No caso, até entendo que, uma vez mais, o julgador brasileiro, com boa
intenção e frustrado, tenta fazer mais do que a lei lhe autoriza. Só que isso
configura ativismo. Para o bem ou para o mal! Muitos concordarão, com base no
caso concreto, que a conduta do julgador é correta, embora não autorizada
legalmente, pois permitiu a punição por uma efetiva e comprovada ofensa. O
problema é que essa liberdade não pode ser casuística, e essa aprovação faz com
que o julgador se senta livre para agir novamente superando o ordenamento
jurídico pelos mais variados motivos, passando a agir como legislador, com as
mais variadas consequências. Veja-se que o entendimento apresentado — e
que serviu de forma utilitária para salvar o processo e aplicar a pena —
conduzirá que se considere a “injúria qualificada” também como inafiançável,
tratamento conferido pela Constituição aos delitos de racismo! E não esqueçamos
que o STJ é o guardião da cidadania. Ele deve ser o farol da boa aplicação da
lei ordinária. E que outros tribunais e juízes o seguem. E o seguirão.
Decidir os casos que envolvem os bens
jurídicos penalmente tutelados é um complexo empreendimento interpretativo
caracterizado pela ideia de responsabilidade do juiz, ou seja, por decisões
pautadas em uma coerência de princípios. O reconhecimento da tese
da imprescritibilidade do crime de injúria racional não se coaduna com o
“romance em cadeia” (Dworkin) dos precedentes judiciais oriundos do Superior
Tribunal de Justiça, em prejuízo à estabilização da jurisprudência — aliás,
conforme previsto no novo CPC, aplicável subsidiariamente ao processo penal.

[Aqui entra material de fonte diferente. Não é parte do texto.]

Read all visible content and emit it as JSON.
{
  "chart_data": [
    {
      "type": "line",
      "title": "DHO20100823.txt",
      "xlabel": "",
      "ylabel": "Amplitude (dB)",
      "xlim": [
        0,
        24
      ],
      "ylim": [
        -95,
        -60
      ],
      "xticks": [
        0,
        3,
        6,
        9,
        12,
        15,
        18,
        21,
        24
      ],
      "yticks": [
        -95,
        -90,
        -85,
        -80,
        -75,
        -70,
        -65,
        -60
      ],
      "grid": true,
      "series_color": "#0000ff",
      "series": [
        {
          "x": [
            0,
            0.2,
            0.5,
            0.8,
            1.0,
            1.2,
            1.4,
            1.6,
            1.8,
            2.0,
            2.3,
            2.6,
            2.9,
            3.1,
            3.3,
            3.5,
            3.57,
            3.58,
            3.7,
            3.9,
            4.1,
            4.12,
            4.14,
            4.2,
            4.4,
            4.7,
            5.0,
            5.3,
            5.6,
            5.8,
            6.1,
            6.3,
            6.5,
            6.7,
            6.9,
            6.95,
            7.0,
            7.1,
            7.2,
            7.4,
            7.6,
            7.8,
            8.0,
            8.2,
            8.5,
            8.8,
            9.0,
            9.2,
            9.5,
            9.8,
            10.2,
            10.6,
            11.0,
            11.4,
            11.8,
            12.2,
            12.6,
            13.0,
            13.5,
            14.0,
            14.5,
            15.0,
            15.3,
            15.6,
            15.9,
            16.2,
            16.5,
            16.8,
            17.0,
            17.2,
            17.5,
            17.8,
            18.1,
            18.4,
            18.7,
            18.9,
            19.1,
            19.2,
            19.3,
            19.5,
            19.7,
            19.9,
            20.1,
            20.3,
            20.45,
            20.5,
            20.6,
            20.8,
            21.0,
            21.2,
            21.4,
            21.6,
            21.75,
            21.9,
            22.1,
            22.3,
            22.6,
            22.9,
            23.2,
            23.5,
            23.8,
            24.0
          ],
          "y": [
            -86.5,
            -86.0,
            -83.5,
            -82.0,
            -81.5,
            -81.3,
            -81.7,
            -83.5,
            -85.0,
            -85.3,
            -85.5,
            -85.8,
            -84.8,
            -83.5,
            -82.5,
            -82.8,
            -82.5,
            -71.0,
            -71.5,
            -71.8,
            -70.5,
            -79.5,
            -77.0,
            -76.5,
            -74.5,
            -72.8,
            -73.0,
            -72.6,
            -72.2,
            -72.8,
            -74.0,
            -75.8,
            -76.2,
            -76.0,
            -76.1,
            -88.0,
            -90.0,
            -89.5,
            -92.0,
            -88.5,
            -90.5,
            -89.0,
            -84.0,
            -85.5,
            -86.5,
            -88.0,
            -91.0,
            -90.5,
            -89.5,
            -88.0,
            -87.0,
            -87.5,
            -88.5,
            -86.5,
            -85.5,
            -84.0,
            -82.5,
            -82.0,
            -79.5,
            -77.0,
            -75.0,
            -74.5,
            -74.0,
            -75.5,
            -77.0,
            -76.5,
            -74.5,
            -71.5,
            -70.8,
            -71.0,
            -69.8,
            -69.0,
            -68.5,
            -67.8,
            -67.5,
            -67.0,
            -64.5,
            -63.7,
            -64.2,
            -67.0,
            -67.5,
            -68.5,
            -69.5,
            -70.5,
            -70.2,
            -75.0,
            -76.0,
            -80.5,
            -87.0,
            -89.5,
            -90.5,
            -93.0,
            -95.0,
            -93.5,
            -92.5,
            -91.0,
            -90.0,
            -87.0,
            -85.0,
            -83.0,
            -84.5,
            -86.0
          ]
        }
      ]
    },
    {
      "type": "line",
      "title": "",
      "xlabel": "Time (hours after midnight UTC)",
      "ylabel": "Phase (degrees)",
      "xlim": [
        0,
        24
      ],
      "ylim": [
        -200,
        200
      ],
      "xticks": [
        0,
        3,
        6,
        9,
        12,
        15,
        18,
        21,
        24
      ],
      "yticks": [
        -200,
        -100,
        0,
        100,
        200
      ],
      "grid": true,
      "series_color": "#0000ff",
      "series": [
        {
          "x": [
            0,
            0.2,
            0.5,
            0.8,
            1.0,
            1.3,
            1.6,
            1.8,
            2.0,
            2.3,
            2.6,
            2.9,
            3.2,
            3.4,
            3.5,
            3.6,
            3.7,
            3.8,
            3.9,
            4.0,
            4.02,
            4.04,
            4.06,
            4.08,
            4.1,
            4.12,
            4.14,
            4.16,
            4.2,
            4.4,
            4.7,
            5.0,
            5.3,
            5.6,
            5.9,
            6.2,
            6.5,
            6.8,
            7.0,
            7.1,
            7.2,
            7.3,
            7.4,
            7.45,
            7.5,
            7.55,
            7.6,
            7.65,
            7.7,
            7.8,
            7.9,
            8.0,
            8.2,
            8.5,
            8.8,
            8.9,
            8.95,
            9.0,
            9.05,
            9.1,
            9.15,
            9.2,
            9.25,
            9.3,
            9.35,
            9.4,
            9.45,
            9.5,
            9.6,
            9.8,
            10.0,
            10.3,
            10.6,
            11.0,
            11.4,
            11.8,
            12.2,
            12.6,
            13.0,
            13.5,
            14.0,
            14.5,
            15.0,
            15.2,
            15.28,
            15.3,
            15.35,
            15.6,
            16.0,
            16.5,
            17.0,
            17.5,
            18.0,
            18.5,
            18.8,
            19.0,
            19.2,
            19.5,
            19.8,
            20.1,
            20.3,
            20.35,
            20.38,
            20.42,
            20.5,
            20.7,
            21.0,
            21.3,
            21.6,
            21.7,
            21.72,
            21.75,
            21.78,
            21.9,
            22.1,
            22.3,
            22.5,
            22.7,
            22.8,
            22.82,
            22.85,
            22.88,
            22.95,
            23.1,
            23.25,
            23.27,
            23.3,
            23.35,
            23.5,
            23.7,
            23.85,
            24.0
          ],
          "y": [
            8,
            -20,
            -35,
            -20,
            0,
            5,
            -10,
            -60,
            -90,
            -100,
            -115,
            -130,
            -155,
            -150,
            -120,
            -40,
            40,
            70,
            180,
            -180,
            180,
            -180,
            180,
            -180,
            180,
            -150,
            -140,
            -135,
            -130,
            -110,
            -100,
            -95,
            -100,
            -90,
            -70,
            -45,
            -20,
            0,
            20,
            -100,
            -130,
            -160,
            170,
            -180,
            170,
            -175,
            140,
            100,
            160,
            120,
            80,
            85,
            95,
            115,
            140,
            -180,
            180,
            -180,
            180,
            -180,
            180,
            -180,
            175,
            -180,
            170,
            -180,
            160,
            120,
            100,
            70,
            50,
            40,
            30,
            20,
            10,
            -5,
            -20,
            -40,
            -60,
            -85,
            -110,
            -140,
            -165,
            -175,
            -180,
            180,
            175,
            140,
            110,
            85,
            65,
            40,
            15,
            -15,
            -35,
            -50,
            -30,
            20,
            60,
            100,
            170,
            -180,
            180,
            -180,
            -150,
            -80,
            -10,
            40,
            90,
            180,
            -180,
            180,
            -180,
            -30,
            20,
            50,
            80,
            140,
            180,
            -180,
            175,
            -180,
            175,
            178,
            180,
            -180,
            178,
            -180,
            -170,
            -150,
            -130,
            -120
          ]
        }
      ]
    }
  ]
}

A esse respeito, no RESP 911.183, de relatoria do ministro Felix
Fischer, envolvendo um caso de maior gravidade, no qual o acusado foi
denunciado pelo crime de preconceito racial e de etnia (artigo 20,
parágrafo 2º, da Lei 7.716/89), incitando a discriminação e o preconceito
de raça e de etnia, através de meio de comunicação social (ao vivo em programa
televisivo do qual era apresentador), em face dos índios e das comunidades
indígenas da região Sul do país (Seara, Nonoai e Iraí, no Estado do Rio Grande
do Sul), assim decidiu a Corte:
“(...) Para que o
Direito Penal atue eficazmente na coibição às mais diversas formas de
discriminação e preconceito, importante que os operadores do Direito não se
deixem influenciar apenas pelo discurso politicamente correto que a questão da
discriminação racial hoje envolve, tampouco pelo nem sempre legítimo clamor
social por igualdade.
Mostra-se de suma
importância que, na busca da efetividade do direito legalmente protegido, o
julgador trate do tema do preconceito racial despido de qualquer pré-concepção
ou de estigmas há muito arraigados em nossa sociedade, marcada por sua
diversidade étnica e pluralidade social, de forma a não balizar a violação do
fundamento tão caro à humanidade e elencado por nossos constituintes como um
dos pilares da República Federativa do Brasil: o da dignidade da pessoa humana
(art. 1º, III, da CF/88).
Para a aplicação
justa e equânime do tipo penal previsto no art. 20 da Lei n. 7.716/89, tem-se
como imprescindível a presença do dolo específico na conduta do agente, que
consiste na vontade livre e consciente de praticar, induzir ou incitar o
preconceito ou discriminação racial (...)” (RESP 911.183, Rel. Min. Felix
Fischer, Rel. p/ acórdão Min. Jorge Mussi, 5ª Turma do STJ, j. 4-12-2008).
Enfim, o controle penal das condutas
discriminatórias é de fundamental importância para a consolidação de uma
democracia inclusiva e do respeito aos direitos humanos, independentemente de
critérios envolvendo a raça ou a etnia. Por outro lado, não se pode claudicar,
relativizando garantias penais estruturantes do Estado Democrático de Direito,
a exemplo do princípio da legalidade penal estrita, sob pena de um retrocesso
histórico ao Ancién Régime. E isso é uma questão de princípio!